Report on Santa Maria (Guatemala) — 30 January-5 February 2013
Smithsonian / US Geological Survey Weekly Volcanic Activity Report, 30 January-5 February 2013
Managing Editor: Sally Kuhn Sennert
Please cite this report as:
Global Volcanism Program, 2013. Report on Santa Maria (Guatemala). In: Sennert, S K (ed.), Weekly Volcanic Activity Report, 30 January-5 February 2013. Smithsonian Institution and US Geological Survey.
14.757°N, 91.552°W; summit elev. 3745 m
All times are local (unless otherwise noted)
On 30 January, INSIVUMEH reported that both an increasing height of ash plumes from explosions at Santiaguito lava-dome complex and a change in wind direction caused ashfall in the towns of Esperanza and San Mateo in Quetzaltenango. Dark gray plumes rose an average of 800 m above the complex and were accompanied by sulfur dioxide emissions.
During 30-31 January a series of small explosions produced ash plumes that rose 300 m and drifted NW. Active lava flows produced avalanches. During 31 January-1 February ashfall was reported in areas to the S. Two explosions on 3 February generated ash plumes that rose 700 m above the complex and drifted SW. Noise from avalanches were reported on 4 February. Two explosions on 5 February generated white-and-gray plumes that rose 700 m and drifted SW, causing ashfall in areas downwind.

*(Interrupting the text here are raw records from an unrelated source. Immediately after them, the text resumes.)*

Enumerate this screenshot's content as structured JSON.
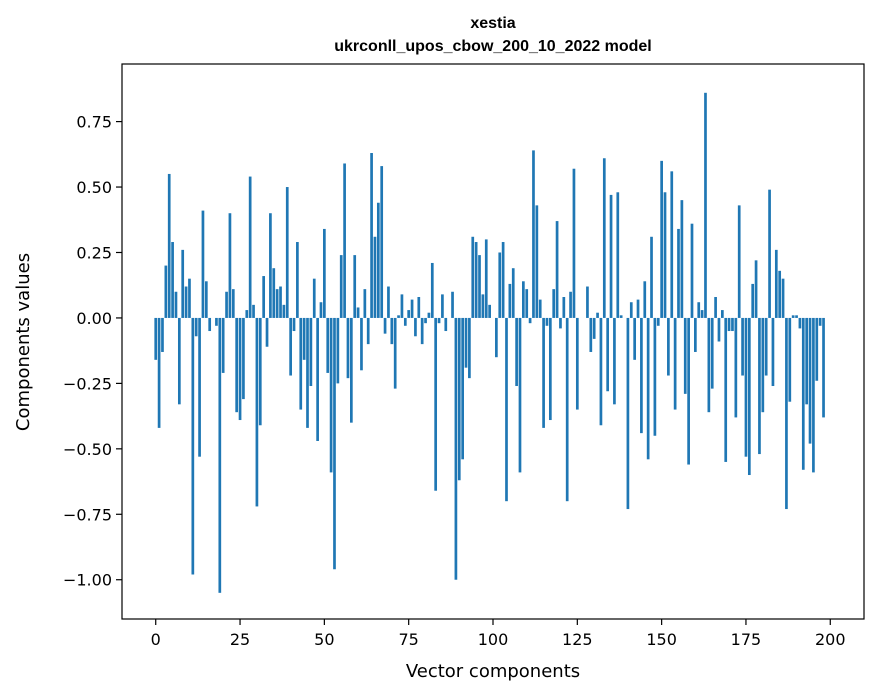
{
  "chart_data": {
    "type": "bar",
    "title": "xestia",
    "subtitle": "ukrconll_upos_cbow_200_10_2022 model",
    "xlabel": "Vector components",
    "ylabel": "Components values",
    "xlim": [
      -10,
      210
    ],
    "ylim": [
      -1.15,
      0.97
    ],
    "xticks": [
      0,
      25,
      50,
      75,
      100,
      125,
      150,
      175,
      200
    ],
    "xtick_labels": [
      "0",
      "25",
      "50",
      "75",
      "100",
      "125",
      "150",
      "175",
      "200"
    ],
    "yticks": [
      -1.0,
      -0.75,
      -0.5,
      -0.25,
      0.0,
      0.25,
      0.5,
      0.75
    ],
    "ytick_labels": [
      "−1.00",
      "−0.75",
      "−0.50",
      "−0.25",
      "0.00",
      "0.25",
      "0.50",
      "0.75"
    ],
    "grid": false,
    "bar_color": "#1f77b4",
    "values": [
      -0.16,
      -0.42,
      -0.13,
      0.2,
      0.55,
      0.29,
      0.1,
      -0.33,
      0.26,
      0.12,
      0.15,
      -0.98,
      -0.07,
      -0.53,
      0.41,
      0.14,
      -0.05,
      0.0,
      -0.03,
      -1.05,
      -0.21,
      0.1,
      0.4,
      0.11,
      -0.36,
      -0.39,
      -0.31,
      0.03,
      0.54,
      0.05,
      -0.72,
      -0.41,
      0.16,
      -0.11,
      0.4,
      0.19,
      0.11,
      0.12,
      0.05,
      0.5,
      -0.22,
      -0.05,
      0.29,
      -0.35,
      -0.16,
      -0.42,
      -0.26,
      0.15,
      -0.47,
      0.06,
      0.34,
      -0.21,
      -0.59,
      -0.96,
      -0.25,
      0.24,
      0.59,
      -0.23,
      -0.4,
      0.24,
      0.04,
      -0.2,
      0.11,
      -0.1,
      0.63,
      0.31,
      0.44,
      0.58,
      -0.06,
      0.12,
      -0.1,
      -0.27,
      0.01,
      0.09,
      -0.03,
      0.03,
      0.07,
      -0.07,
      0.08,
      -0.1,
      -0.02,
      0.02,
      0.21,
      -0.66,
      -0.02,
      0.09,
      -0.05,
      0.0,
      0.1,
      -1.0,
      -0.62,
      -0.54,
      -0.19,
      -0.23,
      0.31,
      0.29,
      0.24,
      0.09,
      0.3,
      0.05,
      0.0,
      -0.15,
      0.25,
      0.29,
      -0.7,
      0.13,
      0.19,
      -0.26,
      -0.59,
      0.14,
      0.11,
      -0.02,
      0.64,
      0.43,
      0.07,
      -0.42,
      -0.03,
      -0.39,
      0.11,
      0.37,
      -0.04,
      0.08,
      -0.7,
      0.1,
      0.57,
      -0.35,
      0.0,
      0.0,
      0.12,
      -0.13,
      -0.08,
      0.02,
      -0.41,
      0.61,
      -0.28,
      0.47,
      -0.33,
      0.48,
      0.01,
      0.0,
      -0.73,
      0.06,
      -0.16,
      0.07,
      -0.44,
      0.14,
      -0.54,
      0.31,
      -0.45,
      -0.03,
      0.6,
      0.48,
      -0.22,
      0.56,
      -0.35,
      0.34,
      0.45,
      -0.29,
      -0.56,
      0.36,
      -0.13,
      0.06,
      0.03,
      0.86,
      -0.36,
      -0.27,
      0.08,
      -0.09,
      0.03,
      -0.55,
      -0.05,
      -0.05,
      -0.38,
      0.43,
      -0.22,
      -0.53,
      -0.6,
      0.13,
      0.22,
      -0.52,
      -0.36,
      -0.22,
      0.49,
      -0.26,
      0.26,
      0.18,
      0.15,
      -0.73,
      -0.32,
      0.01,
      0.01,
      -0.04,
      -0.58,
      -0.33,
      -0.48,
      -0.59,
      -0.24,
      -0.03,
      -0.38
    ]
  }
}
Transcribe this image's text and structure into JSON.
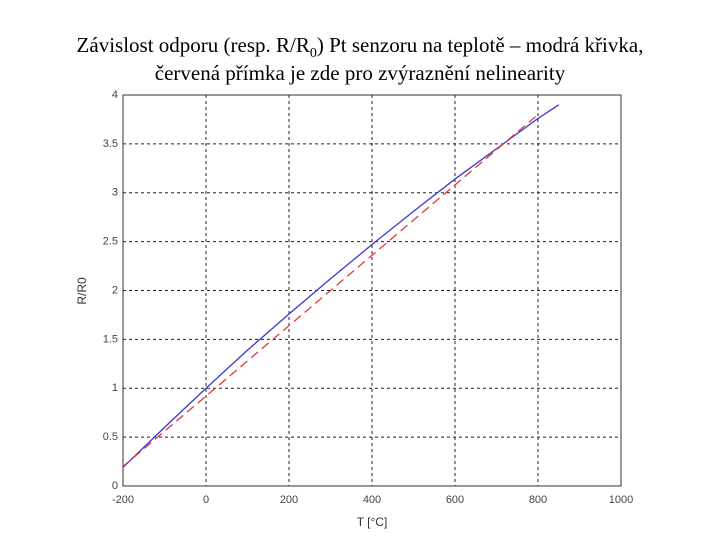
{
  "chart_data": {
    "type": "line",
    "title": [
      "Závislost odporu (resp. R/R",
      "0",
      ") Pt senzoru na teplotě – modrá křivka,",
      "červená přímka je zde pro zvýraznění nelinearity"
    ],
    "xlabel": "T [°C]",
    "ylabel": "R/R0",
    "xlim": [
      -200,
      1000
    ],
    "xticks": [
      -200,
      0,
      200,
      400,
      600,
      800,
      1000
    ],
    "ylim": [
      0,
      4
    ],
    "yticks": [
      0,
      0.5,
      1,
      1.5,
      2,
      2.5,
      3,
      3.5,
      4
    ],
    "grid": true,
    "series": [
      {
        "color": "#3a3ad0",
        "dashed": false,
        "x": [
          -200,
          -100,
          0,
          100,
          200,
          300,
          400,
          500,
          600,
          700,
          800,
          850
        ],
        "values": [
          0.19,
          0.6,
          1,
          1.39,
          1.76,
          2.12,
          2.47,
          2.81,
          3.14,
          3.45,
          3.76,
          3.9
        ]
      },
      {
        "color": "#e03a3a",
        "dashed": true,
        "x": [
          -200,
          800
        ],
        "values": [
          0.2,
          3.8
        ]
      }
    ]
  }
}
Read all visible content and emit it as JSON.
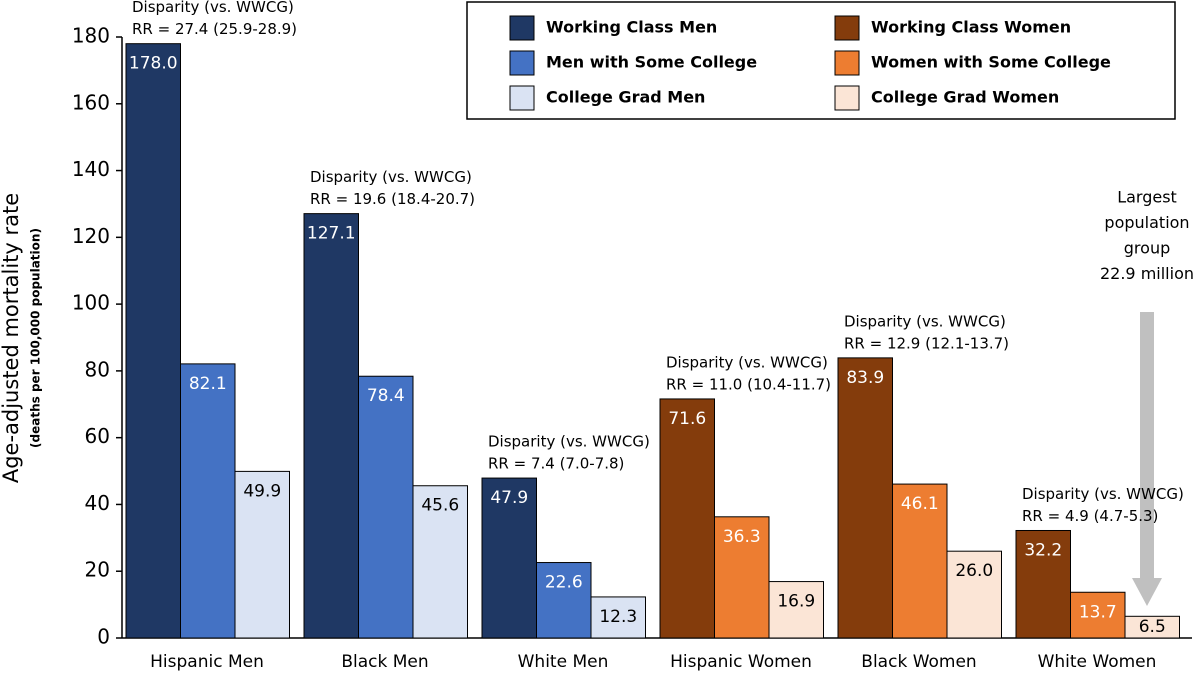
{
  "chart_data": {
    "type": "bar",
    "y_label": "Age-adjusted mortality rate",
    "y_sublabel": "(deaths per 100,000 population)",
    "categories": [
      "Hispanic Men",
      "Black Men",
      "White Men",
      "Hispanic Women",
      "Black Women",
      "White Women"
    ],
    "series": [
      {
        "name": "Working Class Men",
        "color": "#1f3864",
        "label_color": "#ffffff",
        "values": [
          178.0,
          127.1,
          47.9,
          null,
          null,
          null
        ],
        "value_labels": [
          "178.0",
          "127.1",
          "47.9",
          null,
          null,
          null
        ]
      },
      {
        "name": "Men with Some College",
        "color": "#4472c4",
        "label_color": "#ffffff",
        "values": [
          82.1,
          78.4,
          22.6,
          null,
          null,
          null
        ],
        "value_labels": [
          "82.1",
          "78.4",
          "22.6",
          null,
          null,
          null
        ]
      },
      {
        "name": "College Grad Men",
        "color": "#dae3f3",
        "label_color": "#000000",
        "values": [
          49.9,
          45.6,
          12.3,
          null,
          null,
          null
        ],
        "value_labels": [
          "49.9",
          "45.6",
          "12.3",
          null,
          null,
          null
        ]
      },
      {
        "name": "Working Class Women",
        "color": "#843c0c",
        "label_color": "#ffffff",
        "values": [
          null,
          null,
          null,
          71.6,
          83.9,
          32.2
        ],
        "value_labels": [
          null,
          null,
          null,
          "71.6",
          "83.9",
          "32.2"
        ]
      },
      {
        "name": "Women with Some College",
        "color": "#ed7d31",
        "label_color": "#ffffff",
        "values": [
          null,
          null,
          null,
          36.3,
          46.1,
          13.7
        ],
        "value_labels": [
          null,
          null,
          null,
          "36.3",
          "46.1",
          "13.7"
        ]
      },
      {
        "name": "College Grad Women",
        "color": "#fbe5d6",
        "label_color": "#000000",
        "values": [
          null,
          null,
          null,
          16.9,
          26.0,
          6.5
        ],
        "value_labels": [
          null,
          null,
          null,
          "16.9",
          "26.0",
          "6.5"
        ]
      }
    ],
    "disparity": [
      {
        "label": "Disparity (vs. WWCG)",
        "rr": "RR = 27.4 (25.9-28.9)"
      },
      {
        "label": "Disparity (vs. WWCG)",
        "rr": "RR = 19.6 (18.4-20.7)"
      },
      {
        "label": "Disparity (vs. WWCG)",
        "rr": "RR = 7.4 (7.0-7.8)"
      },
      {
        "label": "Disparity (vs. WWCG)",
        "rr": "RR = 11.0 (10.4-11.7)"
      },
      {
        "label": "Disparity (vs. WWCG)",
        "rr": "RR = 12.9 (12.1-13.7)"
      },
      {
        "label": "Disparity (vs. WWCG)",
        "rr": "RR = 4.9 (4.7-5.3)"
      }
    ],
    "callout": [
      "Largest",
      "population",
      "group",
      "22.9 million"
    ],
    "ylim": [
      0,
      180
    ],
    "yticks": [
      0,
      20,
      40,
      60,
      80,
      100,
      120,
      140,
      160,
      180
    ]
  }
}
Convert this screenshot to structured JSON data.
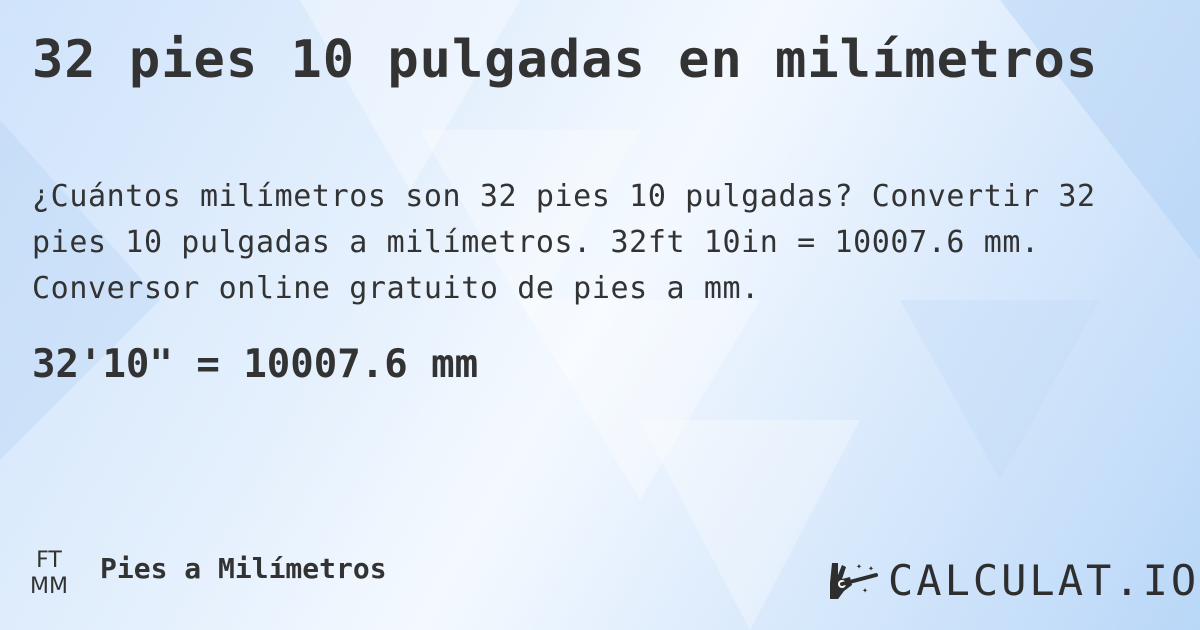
{
  "title": "32 pies 10 pulgadas en milímetros",
  "description": "¿Cuántos milímetros son 32 pies 10 pulgadas? Convertir 32 pies 10 pulgadas a milímetros. 32ft 10in = 10007.6 mm. Conversor online gratuito de pies a mm.",
  "result": "32'10\" = 10007.6 mm",
  "footer": {
    "unit_from": "FT",
    "unit_to": "MM",
    "link_label": "Pies a Milímetros",
    "logo_text": "CALCULAT.IO",
    "logo_icon": "magic-hand-wand-icon"
  },
  "colors": {
    "text": "#333333",
    "background": "#dcebfc"
  }
}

Geologic Background. Symmetrical, forest-covered Santa María volcano is one of the most prominent of a chain of large stratovolcanoes that rises dramatically above the Pacific coastal plain of Guatemala. The 3772-m-high stratovolcano has a sharp-topped, conical profile that is cut on the SW flank by a large, 1.5-km-wide crater. The oval-shaped crater extends from just below the summit to the lower flank and was formed during a catastrophic eruption in 1902. The renowned plinian eruption of 1902 that devastated much of SW Guatemala followed a long repose period after construction of the large basaltic-andesite stratovolcano. The massive dacitic Santiaguito lava-dome complex has been growing at the base of the 1902 crater since 1922. Compound dome growth at Santiaguito has occurred episodically from four westward-younging vents, the most recent of which is Caliente. Dome growth has been accompanied by almost continuous minor explosions, with periodic lava extrusion, larger explosions, pyroclastic flows, and lahars.